Google seems to be getting quite a lot of heat these days and accusations from a broad range of entities about what many see as a monopolization. Not to mention the frequent challenges from privacy groups around the world who are enraged by some of the company’s newer technological advances and how they encroach on the privacy of citizens in various countries. Even the Department of Justice has gotten in on the flaming.
One well-known consumer advocacy organization called Consumer Watchdog has been expressing increasing concern over Google, and the conglomerate has been on their agenda for quite some time. They are planning to ask the Federal government to launch a deep investigation into the company and take a close look at what they view as breaches of antitrust laws.
In fact, as Google faces up to increasing attention in recent years, they are spending 1,500% more on lobbying every year than they were 5 years ago. This is a direct reflection of the opposition they face, and it goes to show that the challenge may only get more difficult.
They have also gotten a lot of attention with the fact CEO Eric Schmidt holds a position on the board of Apple, creating a situation that many say consists of a director holding position on firms that directly compete. Google doesn’t seem too concerned about all the attention, though this could certainly just be their public face.

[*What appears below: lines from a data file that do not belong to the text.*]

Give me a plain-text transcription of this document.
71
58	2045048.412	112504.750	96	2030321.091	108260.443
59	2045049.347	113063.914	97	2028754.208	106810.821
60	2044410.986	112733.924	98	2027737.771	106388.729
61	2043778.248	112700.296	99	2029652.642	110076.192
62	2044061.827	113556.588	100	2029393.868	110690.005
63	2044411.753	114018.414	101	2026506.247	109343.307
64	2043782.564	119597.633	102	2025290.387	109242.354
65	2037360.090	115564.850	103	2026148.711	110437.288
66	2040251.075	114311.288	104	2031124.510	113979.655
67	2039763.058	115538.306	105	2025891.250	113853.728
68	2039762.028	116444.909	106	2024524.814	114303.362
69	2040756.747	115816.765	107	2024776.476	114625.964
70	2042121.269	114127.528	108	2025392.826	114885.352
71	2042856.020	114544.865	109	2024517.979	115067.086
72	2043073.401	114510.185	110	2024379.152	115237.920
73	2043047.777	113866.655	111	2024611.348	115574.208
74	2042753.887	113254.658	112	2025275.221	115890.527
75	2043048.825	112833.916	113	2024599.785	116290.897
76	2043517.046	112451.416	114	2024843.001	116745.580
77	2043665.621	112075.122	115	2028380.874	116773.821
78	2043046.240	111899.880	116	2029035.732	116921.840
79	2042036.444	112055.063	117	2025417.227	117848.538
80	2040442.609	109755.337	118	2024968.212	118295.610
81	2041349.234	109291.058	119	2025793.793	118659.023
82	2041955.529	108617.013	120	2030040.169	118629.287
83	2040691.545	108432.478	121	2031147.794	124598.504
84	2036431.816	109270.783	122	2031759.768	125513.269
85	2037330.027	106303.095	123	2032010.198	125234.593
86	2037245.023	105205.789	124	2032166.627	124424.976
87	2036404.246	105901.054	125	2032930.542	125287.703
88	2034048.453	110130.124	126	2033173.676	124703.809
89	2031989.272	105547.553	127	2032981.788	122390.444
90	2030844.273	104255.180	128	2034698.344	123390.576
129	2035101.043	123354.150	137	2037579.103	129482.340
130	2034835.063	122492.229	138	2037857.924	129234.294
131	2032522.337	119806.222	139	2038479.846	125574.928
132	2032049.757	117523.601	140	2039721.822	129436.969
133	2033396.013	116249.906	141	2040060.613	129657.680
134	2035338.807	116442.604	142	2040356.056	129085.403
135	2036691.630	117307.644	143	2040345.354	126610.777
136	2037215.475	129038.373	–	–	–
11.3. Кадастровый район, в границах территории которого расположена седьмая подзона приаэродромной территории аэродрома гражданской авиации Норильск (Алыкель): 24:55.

The company claims that Schmidt takes no part in the dealings where both Google and Apple maintain more than a 2% interest; however, with the complicated integration of modern technologies and their dependence on each other, it is a long shot to imagine he is able to pull this off.
The Assistant Attorney General that takes care of the Antitrust Division, Christine A. Varney, seems to be quite concerned with Google as well, and she could certainly prove to be their greatest adversary in this issue. Varney maintains that she does not believe Google has aimed to acquire a monopoly but that it occurred in a natural manner. Still, her concern is that the situation creates limited competition and threatens the state of the current economy.
This inclination that Google holds a natural monopoly, meaning they acquired it simply by consumer choice and in no way by force and manipulation, is the main argument in Google’s favor. Supporters point out that regulating a company that claims market share simply because they provide the best products and services is simply damaging for the industry.
And they may have a point. Afterall, as Google points out, going to a competitor is as simple as the click of a mouse or typing yahoo.com in the URL box.
But these are certainly some issues that are worthy of raising some eyebrows, and raising eyebrows they are. Some very big eyerbrows. These antitrust and monopoly accusations will not be going away any time soon, and the course of this battle holds some interesting implications for other onine conglomerates and startups wondering what might be in the future for them.